1use fastbloom::BloomFilter;
2use once_cell::sync::Lazy;
3use rmp_serde;
4use serde::Deserialize;
5use wasm_bindgen::prelude::*;
6
7const RAW_BLOOM_DATA: &'static [u8; 67037] = include_bytes!("translation_filters.bin");
8
9#[derive(Deserialize)]
10struct TranslationFilterDump {
11 filter: Vec<u64>,
12 hashes: u32,
13}
14
15static TRANSLATION_FILTER: Lazy<BloomFilter> = Lazy::new(|| load_translation_filter());
16
17fn load_translation_filter() -> BloomFilter {
18 let filter_dump: TranslationFilterDump = rmp_serde::from_slice(RAW_BLOOM_DATA).unwrap();
19 BloomFilter::from_vec(filter_dump.filter)
20 .seed(&42)
21 .hashes(filter_dump.hashes)
22}
23
24#[wasm_bindgen]
25pub fn basic_contains(text: &str) -> bool {
26 TRANSLATION_FILTER.contains(text)
27}
It had a mean of 0.000302ms (302ns) and a median of 0.000300ms (300ns), distributed as follows.
Zooming into that distribution:
The following optimisation flags were in place, but didn't have a noticeable effect on performance:
1[profile.release]
2lto = "fat"
3strip = true
4codegen-units = 1
5panic = "abort"
6opt-level = 3
Compressed Bloom Filters
I experimented with compressing the input to the bloom filter using lz4. Unsurprisingly, this only reduced performance: Bloom filters already begin by hashing the input to a constant size, and compressing then hashing the input will practically always be slower than simply hashing it.
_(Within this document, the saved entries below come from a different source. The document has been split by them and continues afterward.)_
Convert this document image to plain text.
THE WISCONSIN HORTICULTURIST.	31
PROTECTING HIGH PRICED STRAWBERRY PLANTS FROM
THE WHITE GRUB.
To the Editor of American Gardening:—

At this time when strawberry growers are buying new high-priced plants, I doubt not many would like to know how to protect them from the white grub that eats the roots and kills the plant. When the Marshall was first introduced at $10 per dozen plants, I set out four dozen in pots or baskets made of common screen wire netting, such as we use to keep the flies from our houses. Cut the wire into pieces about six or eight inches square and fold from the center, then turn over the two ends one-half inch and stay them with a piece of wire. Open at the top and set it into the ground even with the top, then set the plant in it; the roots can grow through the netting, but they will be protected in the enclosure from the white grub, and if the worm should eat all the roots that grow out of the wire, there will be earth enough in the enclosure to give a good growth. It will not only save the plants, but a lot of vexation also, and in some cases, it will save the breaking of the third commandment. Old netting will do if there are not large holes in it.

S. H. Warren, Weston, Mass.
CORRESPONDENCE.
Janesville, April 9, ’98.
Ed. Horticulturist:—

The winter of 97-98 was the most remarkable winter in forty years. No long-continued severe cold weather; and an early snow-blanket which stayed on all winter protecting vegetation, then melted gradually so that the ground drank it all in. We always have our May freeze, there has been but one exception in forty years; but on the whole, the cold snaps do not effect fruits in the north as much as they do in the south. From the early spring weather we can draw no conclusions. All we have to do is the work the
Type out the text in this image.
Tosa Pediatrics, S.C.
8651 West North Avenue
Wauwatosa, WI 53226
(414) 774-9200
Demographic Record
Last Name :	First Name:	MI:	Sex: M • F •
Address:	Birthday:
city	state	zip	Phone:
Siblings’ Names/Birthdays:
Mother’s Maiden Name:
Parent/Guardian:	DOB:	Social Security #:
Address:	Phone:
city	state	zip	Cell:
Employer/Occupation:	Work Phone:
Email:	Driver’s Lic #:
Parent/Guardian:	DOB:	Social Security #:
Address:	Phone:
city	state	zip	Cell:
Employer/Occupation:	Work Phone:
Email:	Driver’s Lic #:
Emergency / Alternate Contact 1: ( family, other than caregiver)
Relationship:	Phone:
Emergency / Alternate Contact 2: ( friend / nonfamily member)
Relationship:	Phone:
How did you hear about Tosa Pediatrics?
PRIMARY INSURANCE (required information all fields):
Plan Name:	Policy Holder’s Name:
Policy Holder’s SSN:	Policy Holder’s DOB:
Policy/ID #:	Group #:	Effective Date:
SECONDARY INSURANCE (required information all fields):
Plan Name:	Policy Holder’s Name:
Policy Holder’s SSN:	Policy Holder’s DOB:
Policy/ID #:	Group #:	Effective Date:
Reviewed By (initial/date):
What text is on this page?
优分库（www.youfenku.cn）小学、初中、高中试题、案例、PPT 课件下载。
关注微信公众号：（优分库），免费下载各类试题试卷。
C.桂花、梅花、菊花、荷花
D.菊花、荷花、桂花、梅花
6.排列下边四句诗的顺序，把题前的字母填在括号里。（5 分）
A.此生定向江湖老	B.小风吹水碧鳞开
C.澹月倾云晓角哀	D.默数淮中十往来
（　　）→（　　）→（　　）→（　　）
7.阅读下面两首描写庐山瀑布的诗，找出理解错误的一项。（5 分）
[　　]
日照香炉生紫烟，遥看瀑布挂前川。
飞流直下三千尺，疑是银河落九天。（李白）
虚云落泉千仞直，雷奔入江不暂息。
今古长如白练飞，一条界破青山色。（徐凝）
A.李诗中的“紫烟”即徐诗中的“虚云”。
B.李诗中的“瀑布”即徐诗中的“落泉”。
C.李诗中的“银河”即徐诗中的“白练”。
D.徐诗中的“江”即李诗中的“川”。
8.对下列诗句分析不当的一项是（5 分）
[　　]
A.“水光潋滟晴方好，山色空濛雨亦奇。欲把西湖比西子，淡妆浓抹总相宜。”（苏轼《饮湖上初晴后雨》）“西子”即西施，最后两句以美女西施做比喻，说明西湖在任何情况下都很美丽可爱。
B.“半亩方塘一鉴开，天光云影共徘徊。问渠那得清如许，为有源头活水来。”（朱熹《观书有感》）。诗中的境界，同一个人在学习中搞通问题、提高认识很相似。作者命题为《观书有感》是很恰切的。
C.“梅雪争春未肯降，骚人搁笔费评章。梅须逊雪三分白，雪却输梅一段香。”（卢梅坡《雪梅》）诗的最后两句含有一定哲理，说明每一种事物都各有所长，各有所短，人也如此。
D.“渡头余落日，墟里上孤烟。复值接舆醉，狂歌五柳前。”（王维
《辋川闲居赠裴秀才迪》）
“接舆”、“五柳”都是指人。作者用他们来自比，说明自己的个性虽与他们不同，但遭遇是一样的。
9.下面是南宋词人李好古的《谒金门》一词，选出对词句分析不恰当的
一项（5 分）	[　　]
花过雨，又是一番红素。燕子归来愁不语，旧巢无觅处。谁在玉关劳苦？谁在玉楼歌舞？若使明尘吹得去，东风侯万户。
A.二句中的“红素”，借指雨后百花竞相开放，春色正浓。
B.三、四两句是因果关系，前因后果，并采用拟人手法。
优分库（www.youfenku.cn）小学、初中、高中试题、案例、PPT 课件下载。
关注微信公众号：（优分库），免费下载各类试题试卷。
It took 1.0μs longer on average, 4.4x slower than the uncompressed version.
Conclusion
While the optimisations were fairly straightforward, aspects of them surprised me. I was particularly surprised by how low the WASM overhead is for simple calls, and by just how much faster Rust was than JS. I assumed the JIT would be able to optimise the repeated number-crunching workload to be far closer to Rust's performance. Perhaps Chrome's JIT would have fared better?
I was also surprised by Rust's compilation flags not measurably impacting performance - any changes seemed to be less than the statistical noise of each run. Perhaps wasmpack is overriding them?
In the future I intend to go over the sentence difficulty heuristics Nuenki uses and how I optimised them to take mere microseconds, as well as the datastructures involved in quickly processing Furigana and Pinyin.